Même si l'expression peut sembler simpliste, la présence des chrétiens, qui sont par une certaine prédisposition plus ouverts et proches de l'Occident, ce dernier étant de matrice chrétienne, peut aider le pays à être plus ouvert et à comprendre autant l'Orient que l'Occident.

 

L'expérience du Liban peut montrer au Moyen-Orient que la liberté religieuse et au sens large la dimension religieuse, qui ne correspond pas avec le fanatisme, ne constituent pas un frein pour la société, mais une stimulation continuelle ; ce n'est pas un danger pour la laïcité, mais une richesse à partager.
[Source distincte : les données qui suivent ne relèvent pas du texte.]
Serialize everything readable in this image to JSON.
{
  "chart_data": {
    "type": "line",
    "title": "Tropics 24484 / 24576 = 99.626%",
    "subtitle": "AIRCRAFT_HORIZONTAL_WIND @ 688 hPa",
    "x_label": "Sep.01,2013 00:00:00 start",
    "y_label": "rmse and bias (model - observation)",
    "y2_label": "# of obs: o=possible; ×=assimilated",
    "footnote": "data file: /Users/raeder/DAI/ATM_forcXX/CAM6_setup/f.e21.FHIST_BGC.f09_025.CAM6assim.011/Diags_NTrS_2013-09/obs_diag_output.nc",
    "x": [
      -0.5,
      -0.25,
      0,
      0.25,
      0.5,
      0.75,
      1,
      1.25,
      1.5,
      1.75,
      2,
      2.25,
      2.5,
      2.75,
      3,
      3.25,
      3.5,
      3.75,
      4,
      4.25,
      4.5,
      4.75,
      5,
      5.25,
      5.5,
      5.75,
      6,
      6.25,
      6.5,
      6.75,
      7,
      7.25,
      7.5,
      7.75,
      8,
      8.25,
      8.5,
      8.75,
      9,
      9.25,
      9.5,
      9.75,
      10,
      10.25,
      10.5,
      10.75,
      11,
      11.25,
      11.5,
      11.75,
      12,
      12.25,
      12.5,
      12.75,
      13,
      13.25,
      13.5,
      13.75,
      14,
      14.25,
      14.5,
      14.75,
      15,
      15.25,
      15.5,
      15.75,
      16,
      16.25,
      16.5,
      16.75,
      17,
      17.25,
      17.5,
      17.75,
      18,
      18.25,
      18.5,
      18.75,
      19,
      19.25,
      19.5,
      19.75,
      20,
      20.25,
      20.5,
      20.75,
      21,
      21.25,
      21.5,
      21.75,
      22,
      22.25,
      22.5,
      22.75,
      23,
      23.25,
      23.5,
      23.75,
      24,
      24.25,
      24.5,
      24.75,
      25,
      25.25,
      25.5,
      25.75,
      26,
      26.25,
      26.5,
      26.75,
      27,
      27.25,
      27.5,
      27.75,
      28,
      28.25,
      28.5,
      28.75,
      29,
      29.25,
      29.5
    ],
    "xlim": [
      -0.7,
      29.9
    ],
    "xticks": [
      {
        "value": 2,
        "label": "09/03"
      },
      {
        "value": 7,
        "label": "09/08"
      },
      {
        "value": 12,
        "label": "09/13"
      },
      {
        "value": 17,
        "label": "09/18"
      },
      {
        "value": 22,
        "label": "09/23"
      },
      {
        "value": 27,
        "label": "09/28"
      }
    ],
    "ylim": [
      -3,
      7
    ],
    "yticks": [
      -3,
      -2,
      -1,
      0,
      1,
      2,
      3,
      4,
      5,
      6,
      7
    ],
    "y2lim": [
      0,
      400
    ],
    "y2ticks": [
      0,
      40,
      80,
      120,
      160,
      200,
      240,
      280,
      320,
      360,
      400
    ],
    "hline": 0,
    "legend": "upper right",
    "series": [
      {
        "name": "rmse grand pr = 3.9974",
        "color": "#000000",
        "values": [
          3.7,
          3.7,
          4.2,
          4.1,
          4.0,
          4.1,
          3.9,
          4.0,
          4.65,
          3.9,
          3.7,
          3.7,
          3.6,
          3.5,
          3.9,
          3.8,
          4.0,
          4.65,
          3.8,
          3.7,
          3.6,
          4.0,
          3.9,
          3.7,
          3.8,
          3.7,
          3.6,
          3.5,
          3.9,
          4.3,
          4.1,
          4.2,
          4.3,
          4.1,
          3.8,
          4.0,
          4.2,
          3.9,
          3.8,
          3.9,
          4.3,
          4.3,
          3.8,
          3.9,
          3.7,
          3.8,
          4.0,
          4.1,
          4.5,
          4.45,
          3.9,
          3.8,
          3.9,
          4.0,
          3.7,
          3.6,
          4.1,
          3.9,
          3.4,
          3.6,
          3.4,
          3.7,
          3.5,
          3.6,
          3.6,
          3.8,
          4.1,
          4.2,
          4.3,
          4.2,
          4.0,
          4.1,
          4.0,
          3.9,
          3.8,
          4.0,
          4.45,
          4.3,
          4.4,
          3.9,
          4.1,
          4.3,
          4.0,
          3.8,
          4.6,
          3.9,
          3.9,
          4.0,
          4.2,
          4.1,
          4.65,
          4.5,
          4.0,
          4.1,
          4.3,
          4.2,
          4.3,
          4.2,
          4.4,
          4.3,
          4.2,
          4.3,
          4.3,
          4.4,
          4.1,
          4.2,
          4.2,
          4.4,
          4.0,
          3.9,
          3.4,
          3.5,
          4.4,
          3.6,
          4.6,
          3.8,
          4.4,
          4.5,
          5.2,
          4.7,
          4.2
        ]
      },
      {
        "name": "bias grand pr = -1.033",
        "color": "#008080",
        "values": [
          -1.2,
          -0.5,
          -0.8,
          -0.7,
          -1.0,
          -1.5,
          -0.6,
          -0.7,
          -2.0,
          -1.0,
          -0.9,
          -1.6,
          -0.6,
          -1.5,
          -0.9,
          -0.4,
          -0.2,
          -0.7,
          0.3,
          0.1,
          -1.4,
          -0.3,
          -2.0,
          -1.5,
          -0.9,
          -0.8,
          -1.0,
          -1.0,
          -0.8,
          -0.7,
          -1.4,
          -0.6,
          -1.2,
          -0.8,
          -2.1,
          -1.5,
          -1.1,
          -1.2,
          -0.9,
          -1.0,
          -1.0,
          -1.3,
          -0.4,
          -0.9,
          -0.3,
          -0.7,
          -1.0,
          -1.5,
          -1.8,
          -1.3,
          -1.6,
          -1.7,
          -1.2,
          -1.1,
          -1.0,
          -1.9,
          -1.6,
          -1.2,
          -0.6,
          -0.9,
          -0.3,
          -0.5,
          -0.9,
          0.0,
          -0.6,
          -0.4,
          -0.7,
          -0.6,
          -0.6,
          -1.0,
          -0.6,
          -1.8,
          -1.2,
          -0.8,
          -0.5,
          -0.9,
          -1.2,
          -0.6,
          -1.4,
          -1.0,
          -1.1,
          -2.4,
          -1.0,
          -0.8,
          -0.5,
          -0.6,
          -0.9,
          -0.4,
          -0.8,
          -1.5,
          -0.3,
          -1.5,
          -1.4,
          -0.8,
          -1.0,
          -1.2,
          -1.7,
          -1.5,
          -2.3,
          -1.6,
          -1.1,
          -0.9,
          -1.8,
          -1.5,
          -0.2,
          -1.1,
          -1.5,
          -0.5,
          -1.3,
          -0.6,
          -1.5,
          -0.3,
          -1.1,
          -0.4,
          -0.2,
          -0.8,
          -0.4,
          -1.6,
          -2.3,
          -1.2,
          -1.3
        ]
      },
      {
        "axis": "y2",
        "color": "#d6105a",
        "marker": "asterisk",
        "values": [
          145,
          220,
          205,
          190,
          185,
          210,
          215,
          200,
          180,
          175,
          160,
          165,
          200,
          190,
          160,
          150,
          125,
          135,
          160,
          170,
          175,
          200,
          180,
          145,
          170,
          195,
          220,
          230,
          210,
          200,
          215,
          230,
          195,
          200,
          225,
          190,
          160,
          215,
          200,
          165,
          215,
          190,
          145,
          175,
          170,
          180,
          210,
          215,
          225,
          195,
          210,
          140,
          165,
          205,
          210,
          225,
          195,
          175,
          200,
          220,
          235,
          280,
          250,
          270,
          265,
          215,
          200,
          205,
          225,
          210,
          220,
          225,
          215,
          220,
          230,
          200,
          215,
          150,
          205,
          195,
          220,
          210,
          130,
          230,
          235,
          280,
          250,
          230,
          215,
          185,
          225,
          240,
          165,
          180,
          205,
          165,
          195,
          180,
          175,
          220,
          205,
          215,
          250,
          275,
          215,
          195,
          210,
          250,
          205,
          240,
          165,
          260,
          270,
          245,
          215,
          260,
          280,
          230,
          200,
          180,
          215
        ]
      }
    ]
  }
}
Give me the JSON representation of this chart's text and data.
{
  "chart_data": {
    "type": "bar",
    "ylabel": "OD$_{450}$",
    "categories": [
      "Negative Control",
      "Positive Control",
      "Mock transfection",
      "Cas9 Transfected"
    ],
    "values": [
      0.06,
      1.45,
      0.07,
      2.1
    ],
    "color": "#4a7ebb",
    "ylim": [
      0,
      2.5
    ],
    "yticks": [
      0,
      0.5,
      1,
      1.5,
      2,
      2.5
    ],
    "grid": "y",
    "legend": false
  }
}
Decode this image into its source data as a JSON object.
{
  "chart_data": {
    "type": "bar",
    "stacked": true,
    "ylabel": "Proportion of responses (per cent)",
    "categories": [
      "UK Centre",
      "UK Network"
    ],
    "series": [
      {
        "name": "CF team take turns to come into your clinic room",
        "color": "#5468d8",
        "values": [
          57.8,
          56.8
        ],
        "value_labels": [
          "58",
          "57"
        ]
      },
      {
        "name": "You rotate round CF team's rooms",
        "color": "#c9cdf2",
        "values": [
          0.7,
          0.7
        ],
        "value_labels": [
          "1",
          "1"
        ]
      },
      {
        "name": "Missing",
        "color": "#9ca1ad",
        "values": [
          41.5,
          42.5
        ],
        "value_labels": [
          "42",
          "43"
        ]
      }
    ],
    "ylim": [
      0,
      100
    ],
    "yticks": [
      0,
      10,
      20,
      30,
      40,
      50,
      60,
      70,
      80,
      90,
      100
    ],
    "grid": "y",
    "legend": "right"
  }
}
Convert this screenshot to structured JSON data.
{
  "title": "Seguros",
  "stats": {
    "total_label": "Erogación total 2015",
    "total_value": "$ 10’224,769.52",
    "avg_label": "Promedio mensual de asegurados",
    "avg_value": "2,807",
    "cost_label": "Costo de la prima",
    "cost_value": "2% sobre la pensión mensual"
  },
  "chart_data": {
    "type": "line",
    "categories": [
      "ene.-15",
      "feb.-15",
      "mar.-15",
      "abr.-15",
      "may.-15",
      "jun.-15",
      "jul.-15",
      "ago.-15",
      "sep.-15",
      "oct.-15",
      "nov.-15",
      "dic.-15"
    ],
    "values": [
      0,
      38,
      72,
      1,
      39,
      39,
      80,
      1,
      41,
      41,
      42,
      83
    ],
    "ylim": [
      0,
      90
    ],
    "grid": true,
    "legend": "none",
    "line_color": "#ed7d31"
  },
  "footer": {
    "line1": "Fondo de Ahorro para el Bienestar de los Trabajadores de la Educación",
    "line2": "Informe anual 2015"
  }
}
Parce que là où se confrontent des opinions et des jugements différents, la possibilité d'une critique réciproque qui permette de grandir et de se perfectionner est davantage concrète et réaliste.

 

Au Liban, nous le voyons aussi en ce qui concerne les problèmes liés aux valeurs fondamentales de la vie, de la bioéthique, par exemple, et les problèmes éthiques en général.

 

Une certaine façon de vivre les traditions peut représenter un frein en limitant cette liberté. Par exemple, dans le domaine des mariages entre personne de confessions différentes. La loi ne les rend pas impossibles, mais les traditions en vigueur les rendent difficiles à gérer, surtout si l'on considère l'éducation des enfants, leur baptême éventuel, les relations entre proches parents, etc.

 

Tant dans les milieux catholiques que sunnites ou chiites, les vieilles traditions et habitudes limitent la liberté religieuse.

 

A la lumière de tout cela, le Liban reste une réalité à connaître, un modèle qui doit aussi être considéré comme un exemple duquel s'inspirer dans d'autres pays et surtout au Moyen-Orient et à protéger de ceux qui cherchent à le dénaturer.